I look at that movie stub and the tears come again: It was the last movie we ever saw together. Later that month, he would go into the hospital, this time with heart failure. We had his last Thanksgiving in his hospital room, though we didn’t know then that it was the last. After two weeks, Franco came home again, albeit with a visiting nurse and home health aide for physical therapy to help him get better. Of course we would go to another movie together.
Then the illness that had weakened him over the years worsened, and by the second week of December he was back in the hospital. He died three days later.
The day after I found that theater stub, Mike Leigh’s newest movie, Another Year, came out, and of course I had to see it right away. It was the first time I’d been to a movie by myself in 15 years. It was the show at senior citizen time, 4 in the afternoon, the time Franco and I always used to go. We would sit in a row toward the back, looking out at all the twin sets of gray heads in front of us. And we’d laugh and wonder how it was possible that we had come to fit in with these people. Now in the row where I am sitting, there is only one gray head, and it is mine.

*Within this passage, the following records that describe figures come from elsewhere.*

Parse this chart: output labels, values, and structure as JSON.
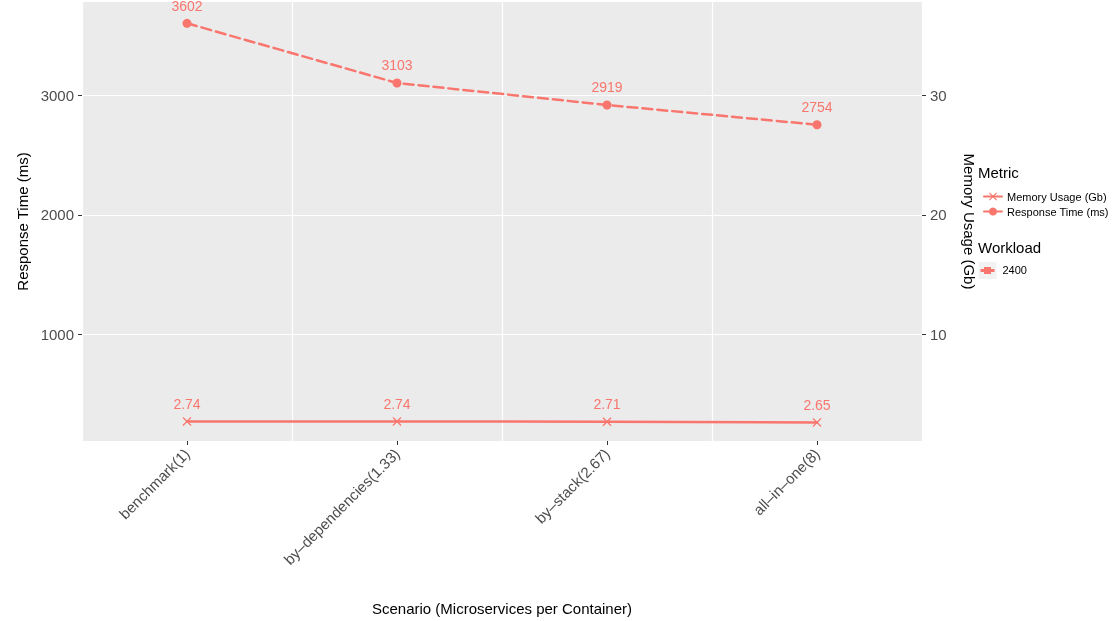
{
  "chart_data": {
    "type": "line",
    "categories": [
      "benchmark(1)",
      "by–dependencies(1.33)",
      "by–stack(2.67)",
      "all–in–one(8)"
    ],
    "series": [
      {
        "name": "Memory Usage (Gb)",
        "color": "#f8766d",
        "values": [
          2.74,
          2.74,
          2.71,
          2.65
        ],
        "axis": "y2",
        "line_style": "solid",
        "marker": "cross"
      },
      {
        "name": "Response Time (ms)",
        "color": "#f8766d",
        "values": [
          3602,
          3103,
          2919,
          2754
        ],
        "line_style": "dashed",
        "marker": "circle"
      }
    ],
    "xlabel": "Scenario (Microservices per Container)",
    "ylabel": "Response Time (ms)",
    "y2label": "Memory Usage (Gb)",
    "ylim": [
      110,
      3780
    ],
    "yticks": [
      1000,
      2000,
      3000
    ],
    "y2lim": [
      1.1,
      37.8
    ],
    "y2ticks": [
      10,
      20,
      30
    ],
    "legend_title": "Metric",
    "legend": "right",
    "grid": true,
    "data_labels": true,
    "annotations": [
      "Workload",
      "2400"
    ]
  }
}
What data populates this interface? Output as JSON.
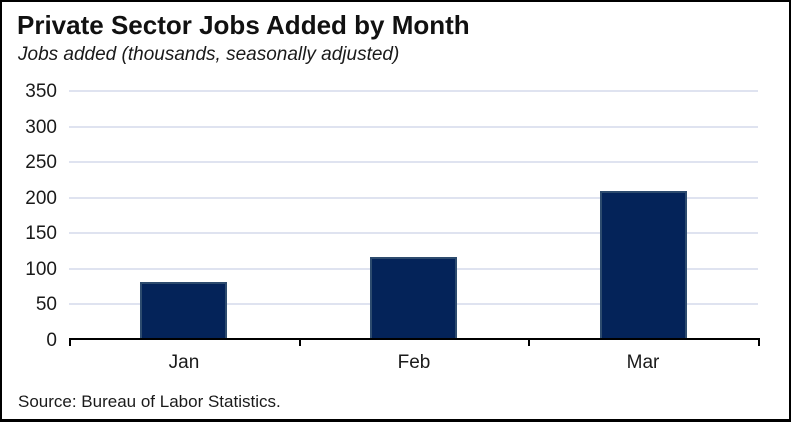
{
  "header": {
    "title": "Private Sector Jobs Added by Month",
    "subtitle": "Jobs added (thousands, seasonally adjusted)"
  },
  "footer": {
    "source": "Source: Bureau of Labor Statistics."
  },
  "colors": {
    "bar_fill": "#042359",
    "bar_border": "#2d4b6e",
    "gridline": "#dfe3f0",
    "axis": "#000000",
    "text": "#1a1a1a"
  },
  "chart_data": {
    "type": "bar",
    "title": "Private Sector Jobs Added by Month",
    "subtitle": "Jobs added (thousands, seasonally adjusted)",
    "categories": [
      "Jan",
      "Feb",
      "Mar"
    ],
    "values": [
      81,
      116,
      209
    ],
    "xlabel": "",
    "ylabel": "Jobs added (thousands, seasonally adjusted)",
    "ylim": [
      0,
      350
    ],
    "ytick_step": 50,
    "yticks": [
      0,
      50,
      100,
      150,
      200,
      250,
      300,
      350
    ],
    "grid": true,
    "legend": false,
    "source": "Source: Bureau of Labor Statistics."
  }
}
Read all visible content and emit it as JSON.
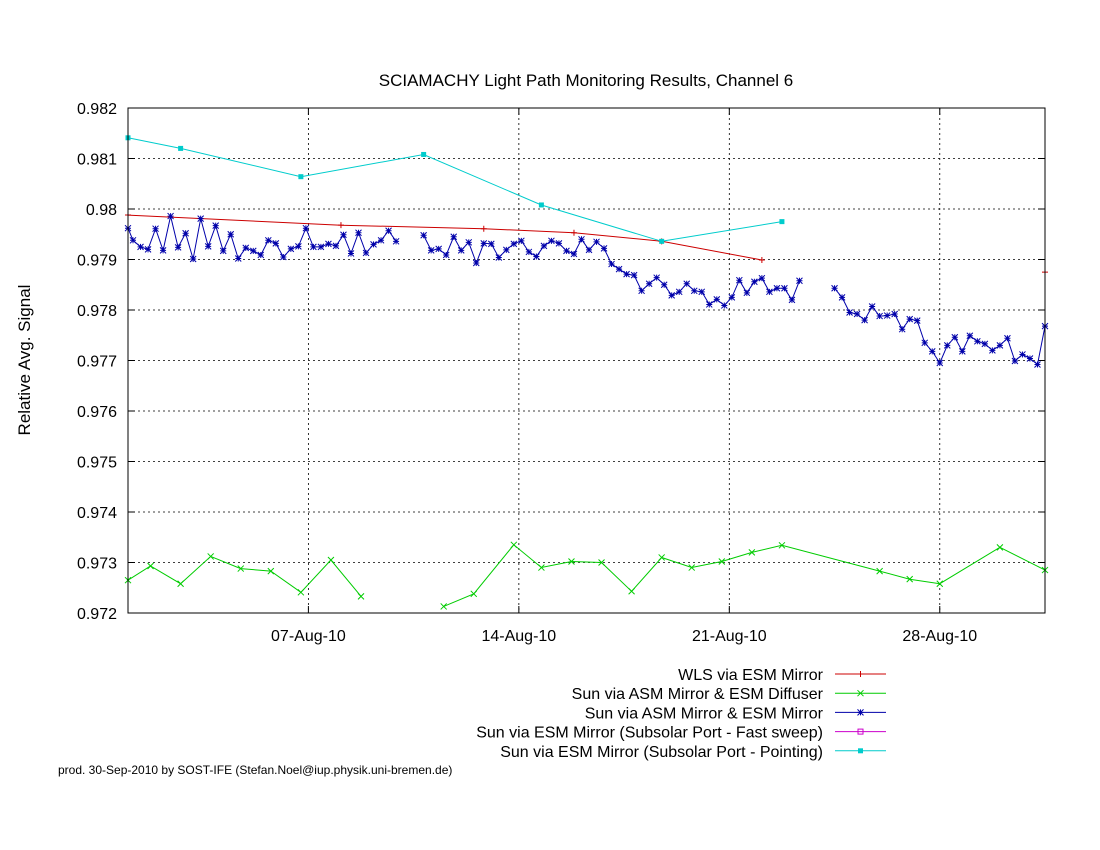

As the movie progresses, I discover it is about an older married couple in London who often look back on their happy life together. And furthermore, the actors are speaking straightforward English, so Franco would have understood it. I think back to all the times I had to keep shushing him when he would whisper, much too loudly, “What’d they say?” And I realize how much I miss shushing him. Now I have nobody to shush. I think, Oh, Franco, you would finally have understood a Mike Leigh movie. And you missed it.
How does one get used to being a couple and then suddenly a non-couple? After my first marriage fell apart, I was a single mother for almost 25 years. During that time I went to tons of movies by myself and never had a second thought about it. It was a totally normal part of my life.
Not in my wildest dreams did I imagine that I would meet the new love of my life in my later years and then become so naturally and immediately one-half of a couple. But from the moment it happened, Franco and I were inseparable. We went everywhere and did everything together for 13 years.
He’s been gone from my life for more than two years now, and I still cannot adjust to not being a couple anymore. How did I ever do it during those many years when I was single? And why can’t I do that now?
I am keeping the Happy-Go-Lucky movie stub from November 2008. It stays in the pocket of the windbreaker, which I hang back up in the closet.